Tulsans Go East To Help After Damaging Storms
TULSA, Oklahoma - More than a million customers were still without power from the Midwest to the east coast.
This is the fourth day folks are dealing with sweltering heat and no electricity.
The death toll from this summer storm now stands at 23, and authorities are concerned the longer it takes to get back to normal, the more vulnerable people will get.
Utility crews say they are working 16-hour shifts, sometimes longer.
President Obama declared federal disaster emergencies in Ohio and West Virginia.
The Public Service Company of Oklahoma has 60 employees from Tulsa helping out in Ohio, and they expect to be there all week.
Oklahoma Gas and Electric has crews there as well.
A Tulsan who was there for the storm said by Oklahoma standards it wasn't so unusual, except in the amount of damage that was left behind.
The line of storms that moved from Chicago to Washington D.C. was remarkable because that part of the country hardly ever gets that kind of storm.
It moved through Friday afternoon, arriving in Washington about midnight, and leaving plenty of damage.
From Tulsa, News on 6 meteorologist Mike Grogan was watching the weather.
"I'm drawn to active weather and if I see that happening near family and friends, I like to let them know even if they're out of Oklahoma," said Mike Grogan.
So he called his father Pat Grogan, who was visiting Washington.
"He had actually texted me before the storm and said ‘There's a storm coming your way,' and I told my niece, ‘You better take the dog out, because it's going to rain and pretty soon the power went out,'" Pat Grogan said.
Grogan said the storm really didn't seem that severe until he saw the damage.

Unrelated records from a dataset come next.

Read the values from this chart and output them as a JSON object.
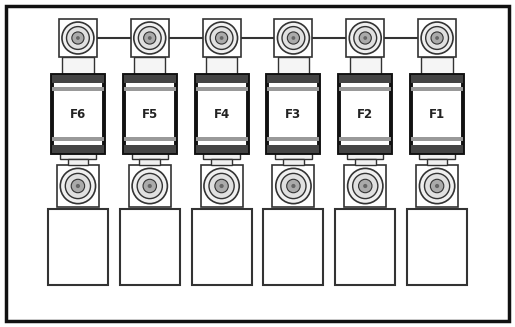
{
  "fuse_labels": [
    "F6",
    "F5",
    "F4",
    "F3",
    "F2",
    "F1"
  ],
  "n_fuses": 6,
  "fig_bg": "#ffffff",
  "outer_bg": "#ffffff",
  "line_color": "#333333",
  "bold_line_color": "#111111",
  "label_fontsize": 8.5,
  "figsize": [
    5.15,
    3.27
  ],
  "dpi": 100
}
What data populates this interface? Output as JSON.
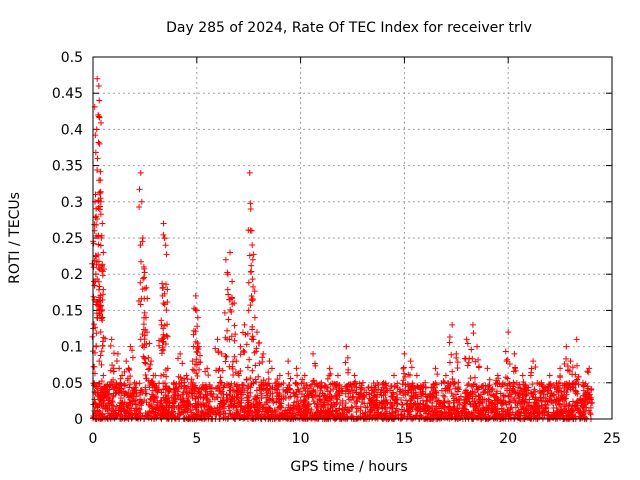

"The amount of devastation was amazing to me," Pat said. "There wasn't a road I was on that I didn't have to go around trees, some of them 3-foot in diameter."
Mike Grogan said a storm like that here would cause damage, but not nearly as much, in part because anything in Oklahoma that can be easily blown over already has been.
"They're more heavily wooded than we are and they have an older infrastructure, so their problems are going to be compounded as a result," he said.
Pat Grogan said he couldn't believe a storm like that could leave that much damage.
"We have 60 mile per hour winds in the state, straight line and there's obvious damage from those here, but I've never seen damage like what I saw widespread throughout the District," Pat said.